Der Alltag von Kindern mit tierischen Mitbewohnern

Wenn  ein Baby die Welt erblickt und Sie einen Hund zu Hause haben, müssen Sie sich nicht die Frage stellen, was wird aus unserem Vierbeiner. Denn die beiden sind wie Pech und Schwefel und passen einfach zusammen, wenn Sie einige Regeln beachten.

Haustiere und Kinder ist eine perfekte Kombination. Ein Leben mit Hund und Katze fördert nicht nur die Selbstständigkeit, sondern auch das Verantwortungs- und Pflichtbewusstsein sowie den Respekt gegenüber dem Haustier. Lebt das Haustier bereits schon vor dem Baby bei Ihnen in der Familie, sollte es rechtzeitig auf die Ankunft eines neuen Lebewesens vorbereitet werden.


Hundepsychologie anwenden


Wenn Sie es vorher noch nicht durchgeführt haben, sollten Sie nun den Schritt machen und die Rangordnung in der Familie festhalten. Machen Sie Ihrem Vierbeiner klar, dass er zwar mit im „Rudel“ gehört, aber nicht mehr allein im Mittelpunkt stehen kann. Trainieren Sie schon einmal, welche Tabuzonen wie Wickeltisch, Babybett oder Badezimmer es ab sofort gibt, wenn das Baby da ist. Wiederholen Sie es in regelmäßigen Abständen und sorgen Sie für kleine Dominanzgesten, damit der Vierbeiner es versteht, dass es Tabuzonen gibt und diese fortan respektiert.
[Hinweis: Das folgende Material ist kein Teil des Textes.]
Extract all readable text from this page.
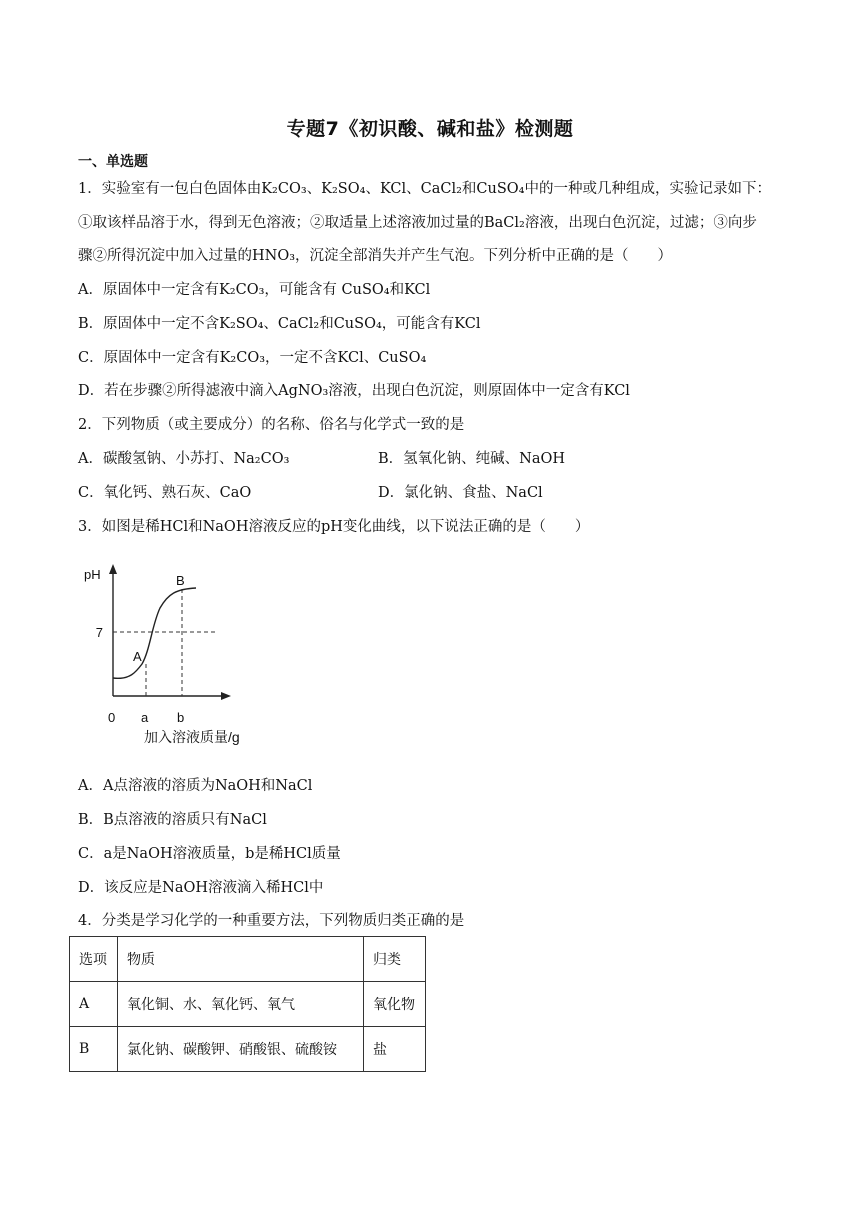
专题7《初识酸、碱和盐》检测题
一、单选题
1．实验室有一包白色固体由K₂CO₃、K₂SO₄、KCl、CaCl₂和CuSO₄中的一种或几种组成，实验记录如下：
①取该样品溶于水，得到无色溶液；②取适量上述溶液加过量的BaCl₂溶液，出现白色沉淀，过滤；③向步
骤②所得沉淀中加入过量的HNO₃，沉淀全部消失并产生气泡。下列分析中正确的是（　　）
A．原固体中一定含有K₂CO₃，可能含有 CuSO₄和KCl
B．原固体中一定不含K₂SO₄、CaCl₂和CuSO₄，可能含有KCl
C．原固体中一定含有K₂CO₃，一定不含KCl、CuSO₄
D．若在步骤②所得滤液中滴入AgNO₃溶液，出现白色沉淀，则原固体中一定含有KCl
2．下列物质（或主要成分）的名称、俗名与化学式一致的是
A．碳酸氢钠、小苏打、Na₂CO₃	B．氢氧化钠、纯碱、NaOH
C．氧化钙、熟石灰、CaO	D．氯化钠、食盐、NaCl
3．如图是稀HCl和NaOH溶液反应的pH变化曲线，以下说法正确的是（　　）
pH
7
A
B
0 a b
加入溶液质量/g
A．A点溶液的溶质为NaOH和NaCl
B．B点溶液的溶质只有NaCl
C．a是NaOH溶液质量，b是稀HCl质量
D．该反应是NaOH溶液滴入稀HCl中
4．分类是学习化学的一种重要方法，下列物质归类正确的是
选项	物质	归类
A	氧化铜、水、氧化钙、氧气	氧化物
B	氯化钠、碳酸钾、硝酸银、硫酸铵	盐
Relevant ist es nun, dass Sie mit solchen Übungen vor dem Babyankommen anfangen. Einschränkungen und regelrechte Verbote sind erst nach dem Babyankommen für einen Hund als Gefahr und dieser könnte Eifersucht entwickeln. Aus diesem Grunde ist es wichtig, dass Sie schon einige Wochen, bevor das Baby das Licht der Welt erblickt und nach Hause kommt. Aber warum nicht schon während der Schwangerschaft so tun, als wäre das Baby schon längst auf der Welt und zu Hause. Empfehlenswert ist, sich einfach ein Bündel vor dem Bauch anzuschnallen. Der Vierbeiner wird mit Sicherheit neugierig. An dieser Stelle müssen Sie den Hund wegschicken. Irgendwann verliert er das Interesse. Wenn das Baby erst einmal zu Hause angekommen, schon einige Wochen alt ist, dann ist die Zeit gekommen, schrittweise den Vierbeiner „schnüffeln“ zu lassen.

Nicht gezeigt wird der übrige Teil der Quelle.